Hidden vs. Exposed Terminal Comparison

Aspect Hidden Terminal Exposed Terminal
Cause Nodes out of range of each other Node hears transmission not intended for it
Result Collisions at receiver Unnecessary channel underutilization
Impact Packet loss, retransmissions Reduced throughput, wasted capacity
Solution RTS/CTS handshake, virtual carrier sensing Directional antennas, busy tone schemes
04

IEEE 802.11 Architecture

The foundational framework for Wireless LANs

BSS

Basic Service Set (BSS)

The fundamental building block of 802.11 LANs

A BSS consists of a set of stations (STAs) controlled by a single coordination function. It is the basic coverage area where member stations can communicate.
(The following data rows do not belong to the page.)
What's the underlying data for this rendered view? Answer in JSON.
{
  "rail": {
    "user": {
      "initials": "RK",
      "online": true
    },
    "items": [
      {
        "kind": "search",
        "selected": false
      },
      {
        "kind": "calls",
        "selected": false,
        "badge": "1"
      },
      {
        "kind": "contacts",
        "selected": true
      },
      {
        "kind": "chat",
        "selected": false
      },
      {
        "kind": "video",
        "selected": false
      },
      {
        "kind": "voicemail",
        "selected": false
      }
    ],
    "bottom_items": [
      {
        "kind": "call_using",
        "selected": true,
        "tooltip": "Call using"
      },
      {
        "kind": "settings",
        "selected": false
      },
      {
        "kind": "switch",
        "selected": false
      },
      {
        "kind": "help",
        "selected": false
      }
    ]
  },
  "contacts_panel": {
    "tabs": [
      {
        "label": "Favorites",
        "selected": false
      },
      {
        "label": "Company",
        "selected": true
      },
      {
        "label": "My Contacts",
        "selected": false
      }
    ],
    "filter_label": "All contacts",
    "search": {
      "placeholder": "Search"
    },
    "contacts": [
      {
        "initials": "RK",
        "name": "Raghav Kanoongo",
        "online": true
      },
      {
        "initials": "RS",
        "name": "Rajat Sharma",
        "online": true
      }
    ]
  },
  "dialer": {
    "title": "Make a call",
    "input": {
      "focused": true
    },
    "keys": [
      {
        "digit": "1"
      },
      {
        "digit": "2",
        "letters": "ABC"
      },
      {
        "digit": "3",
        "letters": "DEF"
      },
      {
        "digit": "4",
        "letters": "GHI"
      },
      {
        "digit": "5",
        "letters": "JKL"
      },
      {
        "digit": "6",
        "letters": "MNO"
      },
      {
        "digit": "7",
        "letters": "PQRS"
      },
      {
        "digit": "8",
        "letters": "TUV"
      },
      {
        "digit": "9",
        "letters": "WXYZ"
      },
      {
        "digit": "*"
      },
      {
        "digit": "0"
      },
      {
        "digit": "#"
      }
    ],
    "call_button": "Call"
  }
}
Each BSS is identified by a BSSID (48-bit MAC address of the AP).

Infrastructure BSS

  • • Contains an Access Point (AP)
  • • Stations communicate via AP
  • • AP connects to Distribution System
  • • Most common in enterprise/home WiFi

Independent BSS (IBSS)

  • • Ad-hoc network mode
  • • No AP required
  • • Peer-to-peer communication
  • • Temporary/short-term deployments
AP STA1 STA2 STA3 STA4 Basic Service Area (BSA) BSS Coverage Cell
ESS

Extended Service Set

Multiple BSSs interconnected by a Distribution System (DS) form an ESS. It appears as a single logical LAN to the LLC layer.

Roaming between APs
Single SSID across cells
Wired/wireless backbone
Portal to other networks

Key Concept: All BSSs in an ESS share the same SSID (Service Set Identifier), allowing seamless client roaming.

Architecture Components

Station (STA)

Any device with an 802.11 conformant MAC and PHY layer (laptops, phones, IoT devices).

Access Point (AP)

Station that provides access to the DS via wireless medium for associated stations. Acts as a bridge.

Distribution System (DS)

System to interconnect BSSs and integrated LANs. Typically Ethernet or wireless backbone.

Portal

Logical point where non-802.11 LANs (e.g., Ethernet) integrate with the 802.11 architecture.

Station Services

  • 1

    Authentication

    Establishing identity between STA and AP

  • 2

    Association

    Establishing logical connection to BSS

  • 3

    Reassociation

    Moving association from one AP to another (roaming)

  • 4

    Disassociation

    Termination of association

Station Transitions

No Transition

Station stationary or moving within single BSS communication range.

BSS Transition

Station moves from one BSS to another within same ESS (seamless roaming).

ESS Transition

Station moves between BSSs of different ESSs (service disruption likely).

Key Takeaways

📡

Propagation Factors

Path loss, shadowing, and multipath fading are critical design considerations for WLAN coverage and reliability.

🙈

Hidden Terminal

Solved by RTS/CTS handshake in CSMA/CA, allowing virtual carrier sensing to prevent collisions.

👁️

Exposed Terminal

Reduces throughput by preventing simultaneous transmissions that would not actually interfere.

🏗️

802.11 Architecture

BSS forms the cell structure; ESS enables scalable enterprise networks with roaming capabilities.